After a week at henry’s all of the volunteers became really good friends really fast, so when we had to pack up the bus to head off to our various placements everyone was sad. After a 3.5 hour ride me and michelle were dropped off on the side of the highway where we were told to wait for our hosts. About 5 minutes after the bus left a taxi showed up and drove us up to the complex which is completely surrounded by jungle and not at all like we expected. There is a long blue building that’s has 5 class rooms and then an unfinished building which will be 3 more when it is complete. In between them is a small house which also acts as the computer lab, library and the school kitchen… Needless to say we weren’t in kansas anymore. The first two days were really hard but finally on wednesday we set up our room with pictures from home and had a long chat with mr. Kainyiah. This made us feel so much more at home and even part of the family. There are 9 of us living in this house. Mr. And mrs. Kainyiah. Ellen 4, Ula 9 and joeseph 16. Plus their 2 nieces.
Ellen is the cutest thing I have ever seen and she fits in my backpack so she’s coming home with me. Ula is very smart but a little quieter. She often helps the other kids with their work. Joe is sixteen but acts 12 because of developmental problems. Sometimes it is hard to understand him and he gets frustrated when he has to repeat himself but he’s an awesome kid. I also help coach his football (soccer) team now, so me and him are pretty close.

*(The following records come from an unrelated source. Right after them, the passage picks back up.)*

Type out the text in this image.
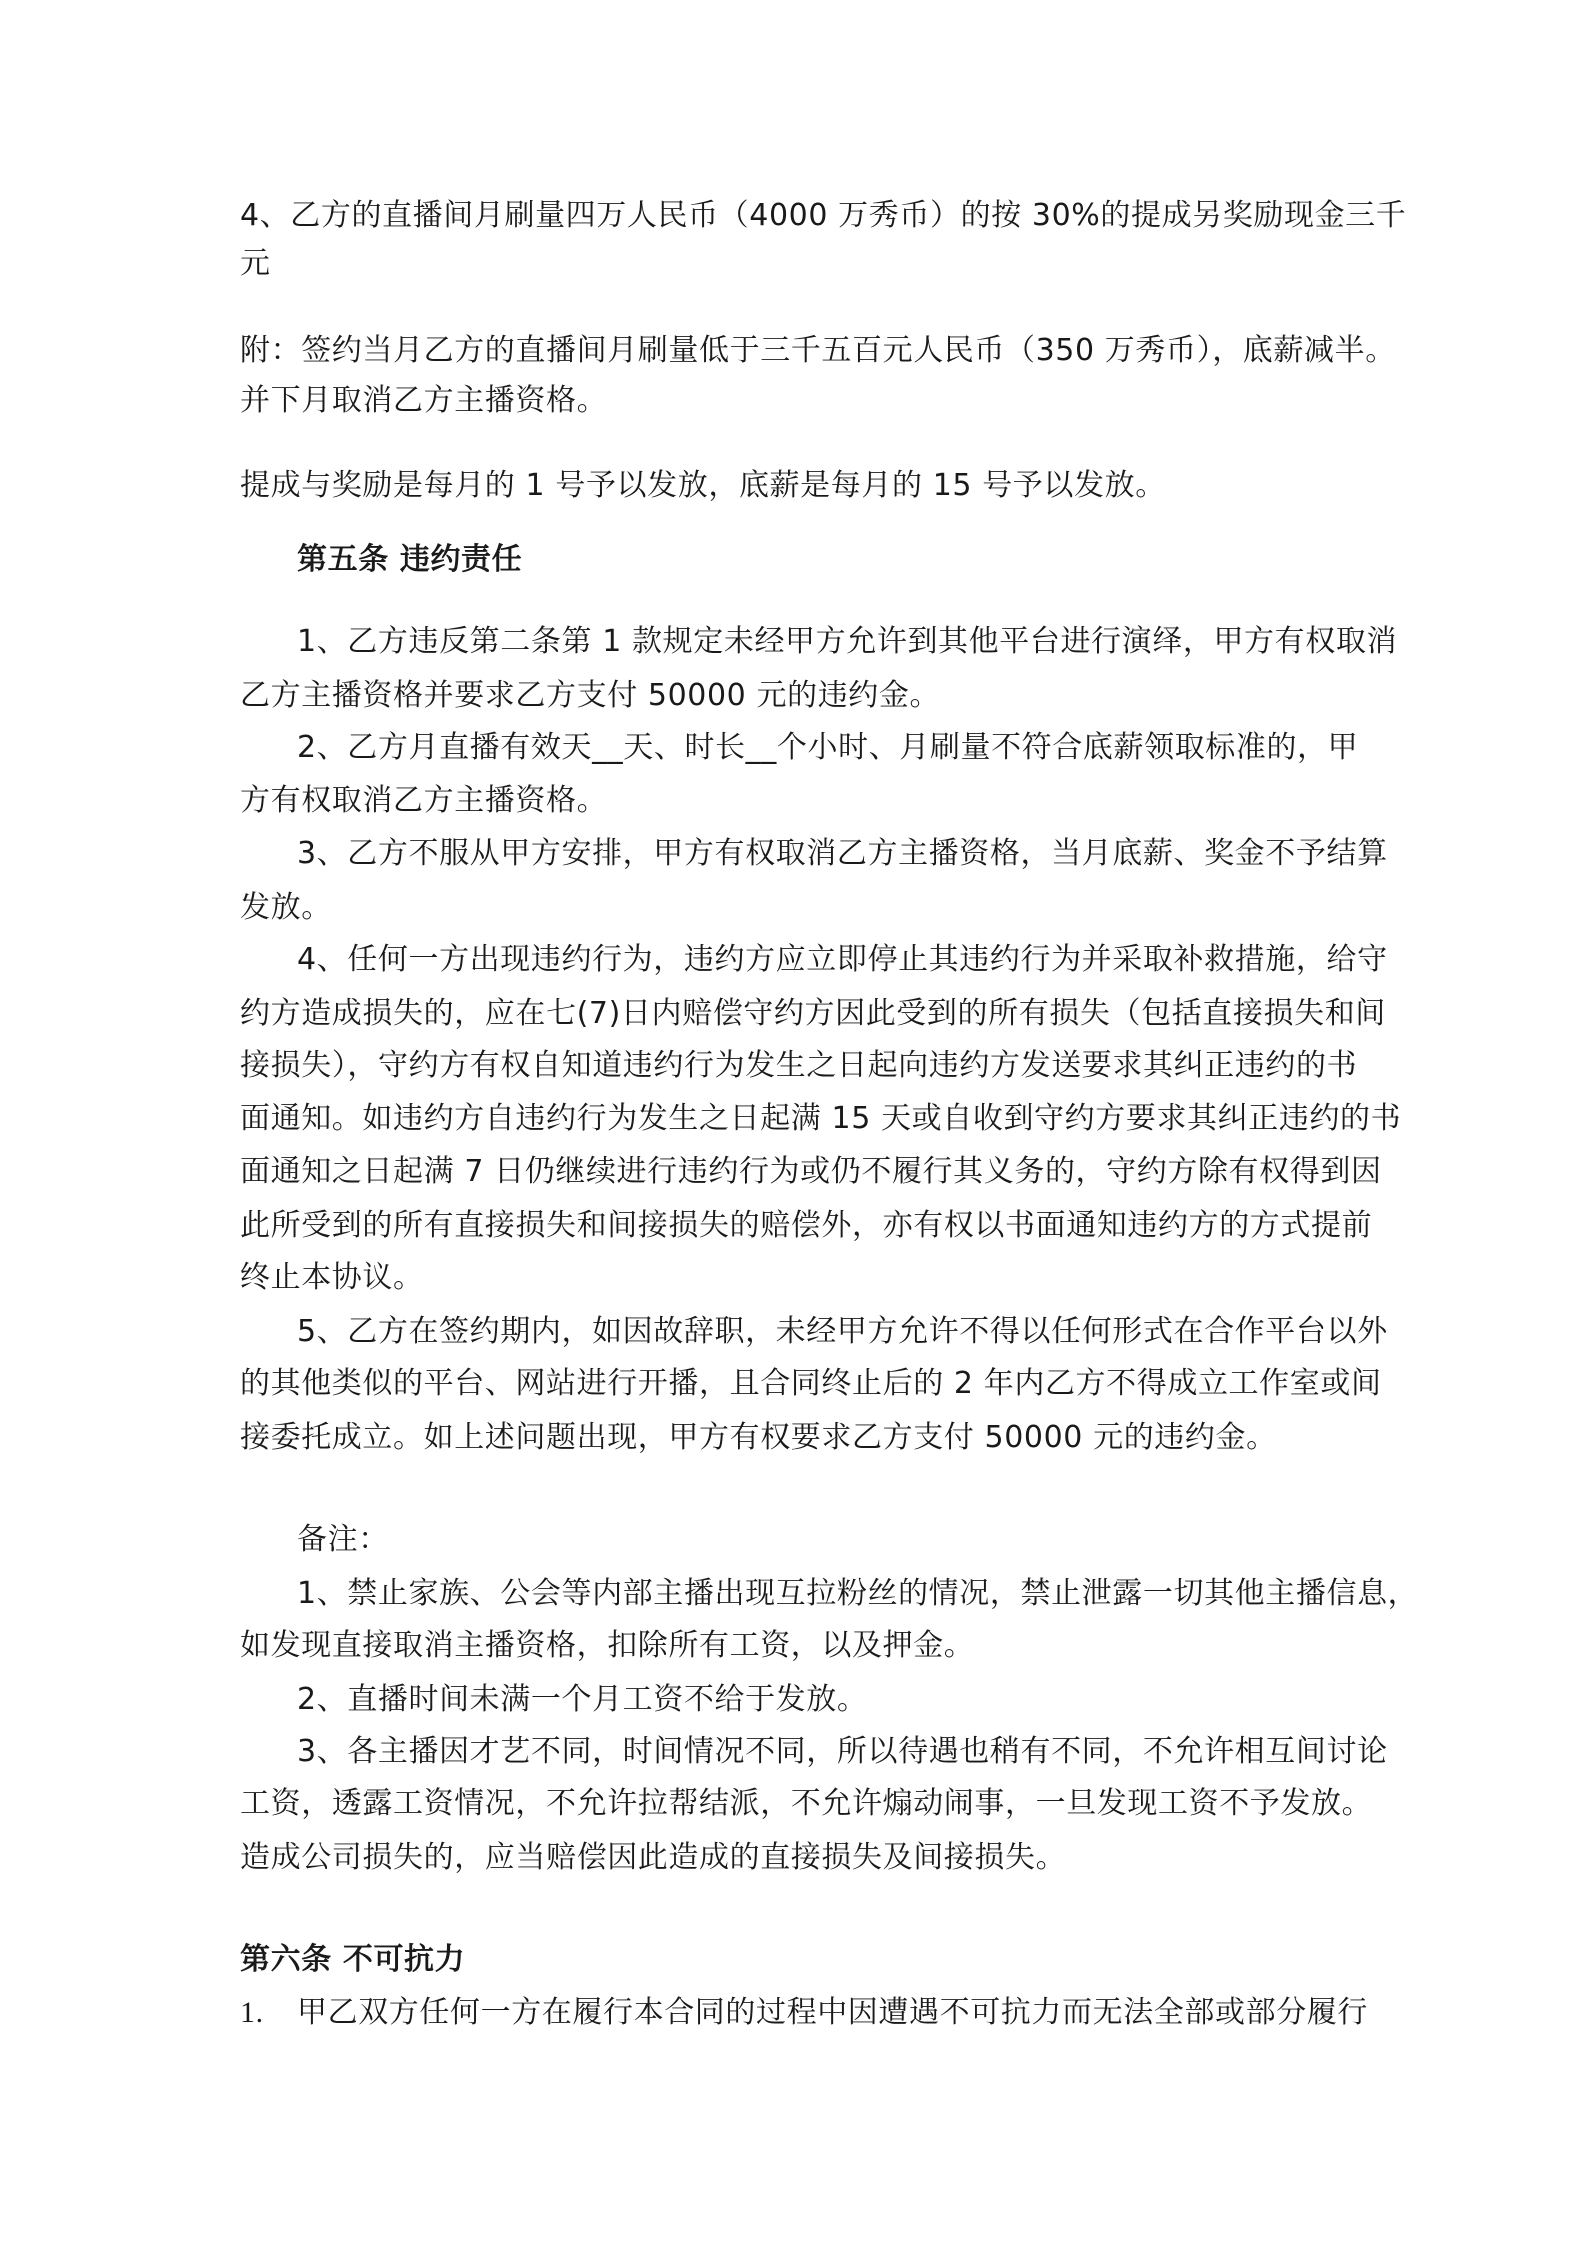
4、乙方的直播间月刷量四万人民币（4000 万秀币）的按 30%的提成另奖励现金三千
元
附：签约当月乙方的直播间月刷量低于三千五百元人民币（350 万秀币），底薪减半。
并下月取消乙方主播资格。
提成与奖励是每月的 1 号予以发放，底薪是每月的 15 号予以发放。
第五条 违约责任
1、乙方违反第二条第 1 款规定未经甲方允许到其他平台进行演绎，甲方有权取消
乙方主播资格并要求乙方支付 50000 元的违约金。
2、乙方月直播有效天__天、时长__个小时、月刷量不符合底薪领取标准的，甲
方有权取消乙方主播资格。
3、乙方不服从甲方安排，甲方有权取消乙方主播资格，当月底薪、奖金不予结算
发放。
4、任何一方出现违约行为，违约方应立即停止其违约行为并采取补救措施，给守
约方造成损失的，应在七(7)日内赔偿守约方因此受到的所有损失（包括直接损失和间
接损失），守约方有权自知道违约行为发生之日起向违约方发送要求其纠正违约的书
面通知。如违约方自违约行为发生之日起满 15 天或自收到守约方要求其纠正违约的书
面通知之日起满 7 日仍继续进行违约行为或仍不履行其义务的，守约方除有权得到因
此所受到的所有直接损失和间接损失的赔偿外，亦有权以书面通知违约方的方式提前
终止本协议。
5、乙方在签约期内，如因故辞职，未经甲方允许不得以任何形式在合作平台以外
的其他类似的平台、网站进行开播，且合同终止后的 2 年内乙方不得成立工作室或间
接委托成立。如上述问题出现，甲方有权要求乙方支付 50000 元的违约金。
备注：
1、禁止家族、公会等内部主播出现互拉粉丝的情况，禁止泄露一切其他主播信息，
如发现直接取消主播资格，扣除所有工资，以及押金。
2、直播时间未满一个月工资不给于发放。
3、各主播因才艺不同，时间情况不同，所以待遇也稍有不同，不允许相互间讨论
工资，透露工资情况，不允许拉帮结派，不允许煽动闹事，一旦发现工资不予发放。
造成公司损失的，应当赔偿因此造成的直接损失及间接损失。
第六条 不可抗力
1. 甲乙双方任何一方在履行本合同的过程中因遭遇不可抗力而无法全部或部分履行
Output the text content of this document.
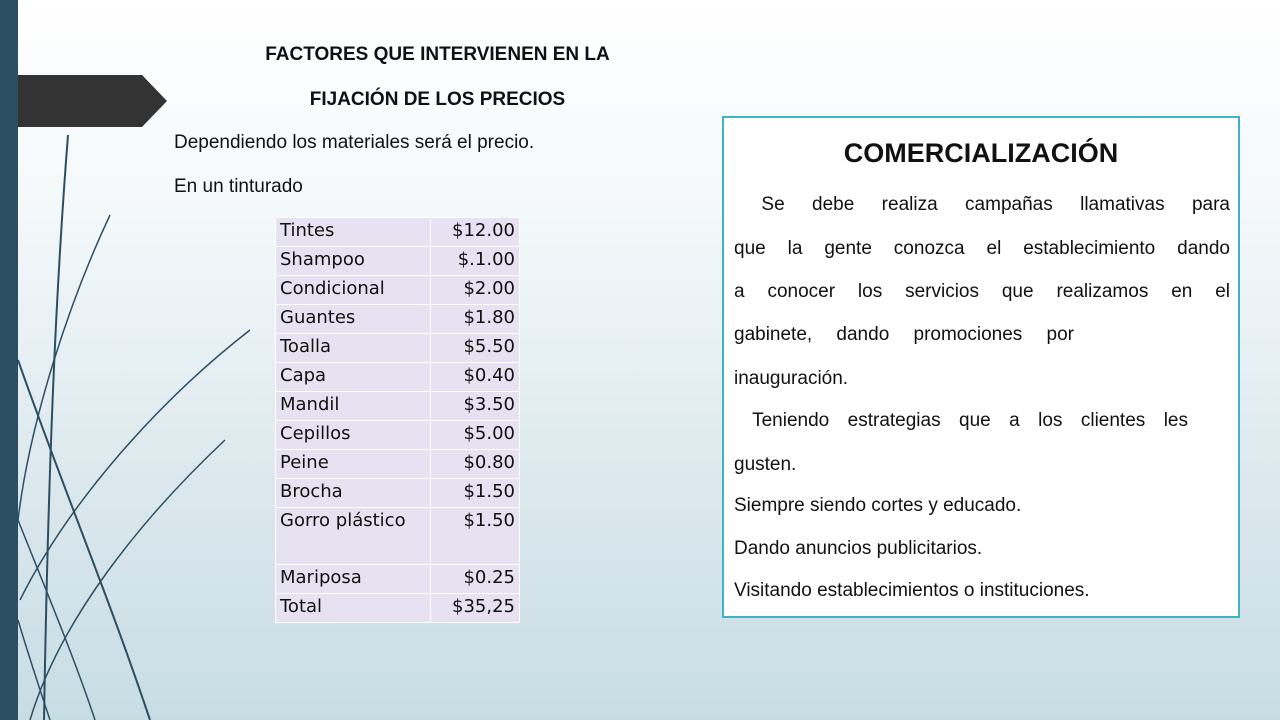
FACTORES QUE INTERVIENEN EN LA

FIJACIÓN DE LOS PRECIOS

Dependiendo los materiales será el precio.

En un tinturado

Tintes	$12.00
Shampoo	$.1.00
Condicional	$2.00
Guantes	$1.80
Toalla	$5.50
Capa	$0.40
Mandil	$3.50
Cepillos	$5.00
Peine	$0.80
Brocha	$1.50
Gorro plástico	$1.50
Mariposa	$0.25
Total	$35,25

COMERCIALIZACIÓN

Se debe realiza campañas llamativas para

que la gente conozca el establecimiento dando

a conocer los servicios que realizamos en el

gabinete, dando promociones por

inauguración.

Teniendo estrategias que a los clientes les

gusten.

Siempre siendo cortes y educado.

Dando anuncios publicitarios.

Visitando establecimientos o instituciones.
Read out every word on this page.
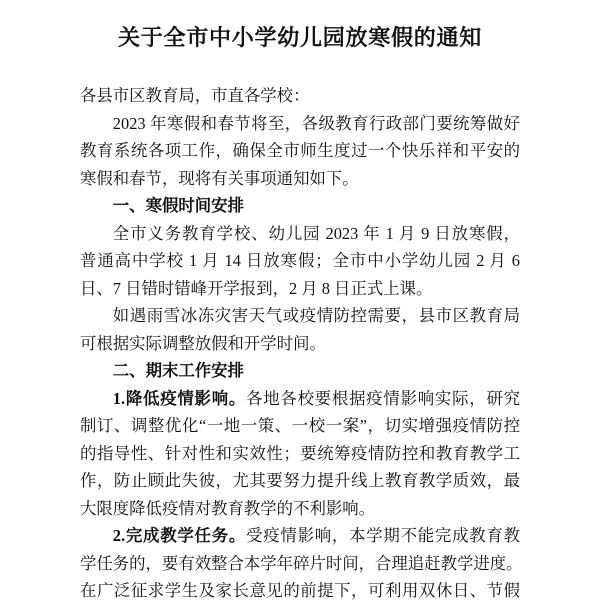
关于全市中小学幼儿园放寒假的通知
各县市区教育局，市直各学校：
2023 年寒假和春节将至，各级教育行政部门要统筹做好
教育系统各项工作，确保全市师生度过一个快乐祥和平安的
寒假和春节，现将有关事项通知如下。
一、寒假时间安排
全市义务教育学校、幼儿园 2023 年 1 月 9 日放寒假，
普通高中学校 1 月 14 日放寒假；全市中小学幼儿园 2 月 6
日、7 日错时错峰开学报到，2 月 8 日正式上课。
如遇雨雪冰冻灾害天气或疫情防控需要，县市区教育局
可根据实际调整放假和开学时间。
二、期末工作安排
1.降低疫情影响。各地各校要根据疫情影响实际，研究
制订、调整优化“一地一策、一校一案”，切实增强疫情防控
的指导性、针对性和实效性；要统筹疫情防控和教育教学工
作，防止顾此失彼，尤其要努力提升线上教育教学质效，最
大限度降低疫情对教育教学的不利影响。
2.完成教学任务。受疫情影响，本学期不能完成教育教
学任务的，要有效整合本学年碎片时间，合理追赶教学进度。
在广泛征求学生及家长意见的前提下，可利用双休日、节假
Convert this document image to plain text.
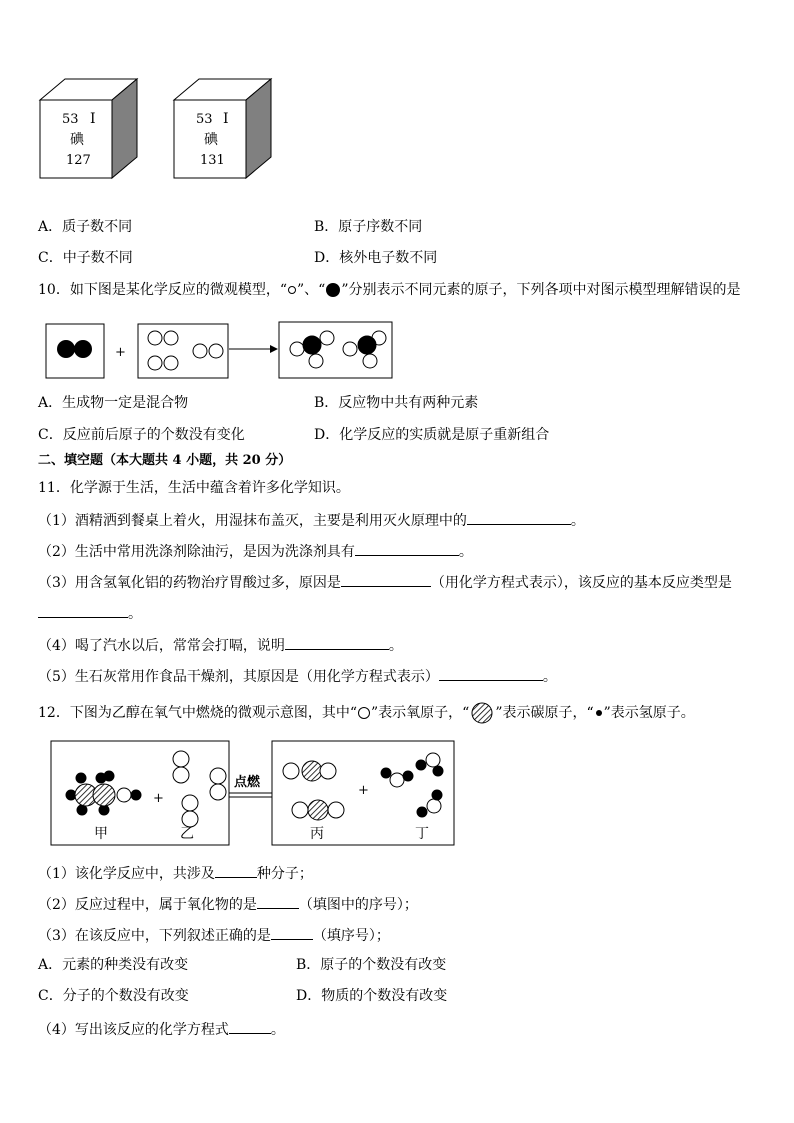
53 I
碘
127
53 I
碘
131
A．质子数不同	B．原子序数不同
C．中子数不同	D．核外电子数不同
10．如下图是某化学反应的微观模型，“ ”、“ ”分别表示不同元素的原子，下列各项中对图示模型理解错误的是
+
A．生成物一定是混合物	B．反应物中共有两种元素
C．反应前后原子的个数没有变化	D．化学反应的实质就是原子重新组合
二、填空题（本大题共 4 小题，共 20 分）
11．化学源于生活，生活中蕴含着许多化学知识。
（1）酒精洒到餐桌上着火，用湿抹布盖灭，主要是利用灭火原理中的	。
（2）生活中常用洗涤剂除油污，是因为洗涤剂具有	。
（3）用含氢氧化铝的药物治疗胃酸过多，原因是	（用化学方程式表示），该反应的基本反应类型是
。
（4）喝了汽水以后，常常会打嗝，说明	。
（5）生石灰常用作食品干燥剂，其原因是（用化学方程式表示）	。
12．下图为乙醇在氧气中燃烧的微观示意图，其中“ ”表示氧原子，“ ”表示碳原子，“ ”表示氢原子。
+
甲	乙
点燃
+
丙	丁
（1）该化学反应中，共涉及	种分子；
（2）反应过程中，属于氧化物的是	（填图中的序号）；
（3）在该反应中，下列叙述正确的是	（填序号）；
A．元素的种类没有改变	B．原子的个数没有改变
C．分子的个数没有改变	D．物质的个数没有改变
（4）写出该反应的化学方程式	。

On july 29 the kainyiah’s lost their 11 year-old daughter monica. She was hit by a car on her way to church. We have talked to the kids and our host dad about it but aunty mary (our host mother) avoids the subject and is not herself, which is hard for the kids to see.
On a different note: eating here is like that scene in along came polly. Every dish has some type of mystery meat…dried fish, goat…their intestines, chicken I dunno what, octopus heads. I am definitely missing veggies.
On monday we started teaching in the nursery and this tuesday we will finish in grade 7 before we decide where we want to teach. So far I like grade 3/4 the best. To every teacher I’ve had. I am SOOOOO sorry. North american kids have zero respect. Here, every morning the boys salute us and the girls curtsy. When they leave class every single one of them shakes our hand. Its hard for me to remember the last time I said hello to a teacher. No one here can say hailey so most of the kids call me Mme. Hai. Or sister Yaa ( my ghanian name).
Also you only need to have completed secondary here to teach. all of the teachers are 20-23 which is really cool cause they show us around lots!
I absolutely LOVE it here and to make it better me and my room mate are pretty much exactly the same person so what’s not to love…?
Friday night we went out in town ( which is about an hour away by trotro) and met up with the other volunteers. It was good to see familiar faces. I was starting to miss them. After hearing about their placements I could not be happier with ours. Many of them are at wealthy boarding schools ( they might as well be in the US) used to having volunteers so they aren’t really needed. We are the first volunteers to ever come and they really need our help too, it feels good to know we are actually making a difference for these kids.